Here are the questions I want to ask about.
1. What company are you working right now and can I have your title at that company?
2. What are the duties performed during a typical day? How much variety is there on a day-to-day basis?
3. Which skills are most important to acquire?
4. What are the main, or most important, personal characteristics for success in the field?
5. What are the demands and frustrations that typically accompany this type of work?
6. What are the toughest problems and decisions with which you must cope?
7. How would you describe the atmosphere/culture of the workplace?
8. What do you see as the potential for growth in this field?
9. What can I do now to help me find employment in this field?
10. What do you like about your career and what don't you like about it?
Thanks so much again for your consideration, and in advance, for any insight and advice you would be willing to share.
Replies
2) Making character art related assets. A lot of variety of different tasks given InXIle's scale. I've done blueprint scripting, mocap performance, rigging and animating, etc.
3) You need to specify the question more.
4) Discipline
5) I wish production leadership was a lot better. We have good staff, but we' re misused.
6) What to priotize in terms of polish time.
7) Professional, but somewhat familial.
8) Becoming an art director.
9) Make the best game art pieces possible.
10) I don't like how the following is true: Studios have no loyalty. Game developers do.
2. Creation of Characters for games, quality assurance for other artists, writing workflow documentation, planning ressources, juggling stuff
3. Communication, even more than an actual art skill in many cases. If you can communicate and can pick stuff up you don't have to have the bestest portfolio out there. Also if you have the best thing ever but are horrible to work with, it will be really tough to keep you around. That does not mean, that portfolio doesn't matter. It totally does, but it has to be a good combo.
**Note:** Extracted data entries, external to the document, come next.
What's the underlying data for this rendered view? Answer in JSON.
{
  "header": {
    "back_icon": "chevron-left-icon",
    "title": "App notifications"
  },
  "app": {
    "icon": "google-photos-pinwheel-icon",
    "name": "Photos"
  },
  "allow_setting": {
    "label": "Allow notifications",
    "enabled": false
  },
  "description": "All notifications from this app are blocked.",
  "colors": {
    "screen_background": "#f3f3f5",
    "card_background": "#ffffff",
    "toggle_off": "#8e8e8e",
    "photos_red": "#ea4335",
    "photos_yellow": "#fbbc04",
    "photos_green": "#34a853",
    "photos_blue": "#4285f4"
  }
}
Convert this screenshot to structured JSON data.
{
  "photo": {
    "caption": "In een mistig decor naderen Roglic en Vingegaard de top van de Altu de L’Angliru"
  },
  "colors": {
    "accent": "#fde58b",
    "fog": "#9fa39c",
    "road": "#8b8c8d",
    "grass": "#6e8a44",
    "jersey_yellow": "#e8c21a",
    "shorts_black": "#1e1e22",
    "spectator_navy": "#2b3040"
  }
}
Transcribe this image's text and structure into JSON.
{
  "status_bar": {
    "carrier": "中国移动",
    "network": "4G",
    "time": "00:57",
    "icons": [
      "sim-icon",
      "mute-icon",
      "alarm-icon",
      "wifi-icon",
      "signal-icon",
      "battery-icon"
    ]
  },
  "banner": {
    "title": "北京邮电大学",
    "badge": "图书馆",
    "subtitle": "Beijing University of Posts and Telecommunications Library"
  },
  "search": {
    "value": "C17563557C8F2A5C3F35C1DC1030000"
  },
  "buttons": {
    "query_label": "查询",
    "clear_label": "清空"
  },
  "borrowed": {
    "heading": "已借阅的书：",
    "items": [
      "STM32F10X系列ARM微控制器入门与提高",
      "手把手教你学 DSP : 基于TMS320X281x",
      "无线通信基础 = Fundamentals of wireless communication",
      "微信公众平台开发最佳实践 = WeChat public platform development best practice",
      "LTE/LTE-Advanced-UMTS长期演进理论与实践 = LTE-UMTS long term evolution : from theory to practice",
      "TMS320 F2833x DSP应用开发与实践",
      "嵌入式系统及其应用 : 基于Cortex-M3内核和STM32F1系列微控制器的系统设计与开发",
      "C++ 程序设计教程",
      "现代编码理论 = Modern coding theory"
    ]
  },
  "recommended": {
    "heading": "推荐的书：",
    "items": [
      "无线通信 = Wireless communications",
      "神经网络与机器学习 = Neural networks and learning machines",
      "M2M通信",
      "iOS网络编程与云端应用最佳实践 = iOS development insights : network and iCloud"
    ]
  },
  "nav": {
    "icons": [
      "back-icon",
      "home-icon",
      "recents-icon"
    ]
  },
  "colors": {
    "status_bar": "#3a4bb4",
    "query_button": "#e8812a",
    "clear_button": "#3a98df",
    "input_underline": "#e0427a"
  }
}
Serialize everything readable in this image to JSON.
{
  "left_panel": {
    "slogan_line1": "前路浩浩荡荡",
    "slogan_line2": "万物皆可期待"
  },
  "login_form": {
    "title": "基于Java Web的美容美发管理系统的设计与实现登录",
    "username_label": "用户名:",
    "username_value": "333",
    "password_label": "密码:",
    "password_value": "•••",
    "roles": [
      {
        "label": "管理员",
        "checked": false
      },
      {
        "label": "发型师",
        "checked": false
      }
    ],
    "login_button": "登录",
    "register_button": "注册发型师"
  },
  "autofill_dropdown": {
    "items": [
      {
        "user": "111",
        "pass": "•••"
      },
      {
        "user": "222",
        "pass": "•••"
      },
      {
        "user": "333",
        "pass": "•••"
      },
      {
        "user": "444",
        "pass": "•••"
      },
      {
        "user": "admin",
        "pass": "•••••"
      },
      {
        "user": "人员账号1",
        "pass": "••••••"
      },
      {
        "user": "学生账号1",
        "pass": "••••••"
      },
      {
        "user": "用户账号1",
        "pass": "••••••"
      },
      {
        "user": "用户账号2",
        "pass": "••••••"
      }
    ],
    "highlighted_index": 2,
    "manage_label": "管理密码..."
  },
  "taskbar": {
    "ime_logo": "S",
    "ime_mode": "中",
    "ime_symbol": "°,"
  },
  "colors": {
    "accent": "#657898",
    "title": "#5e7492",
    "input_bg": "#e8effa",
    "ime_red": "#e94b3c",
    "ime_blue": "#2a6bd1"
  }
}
How do you work with feedback, how do you react, can you express what you disagree with.
4. i second discipline, but would add tidyness and thinking past your actual position. someone will have to work with your stuff...
5. artists and/or clients not communicating. everything can be solved if adressed early enough. we had issues with that in the past and worked hard on that front. quality is something that is achievable but if communication doesnt work, the quality part also will suffer :X
6. making sure everyone has enough work
7. I hope good, but as I made this place you'd have to ask others
8. professionalizing my own way of thinking more. i used to be a freelancer for many years, not I (among others) have to take care of employees, it's a different game now.
9. Work hard, stick out, network.
10. I love that turned my hobby into my job, i hate that my biggest hobby is now lost.
I look forward to staying in touch as I continue to achieve my degree. I definitely plan on using your advice to working hard, sticking out, and networking. And if your company has any openings down the road, I hope you’ll let me know so I can apply after I graduate.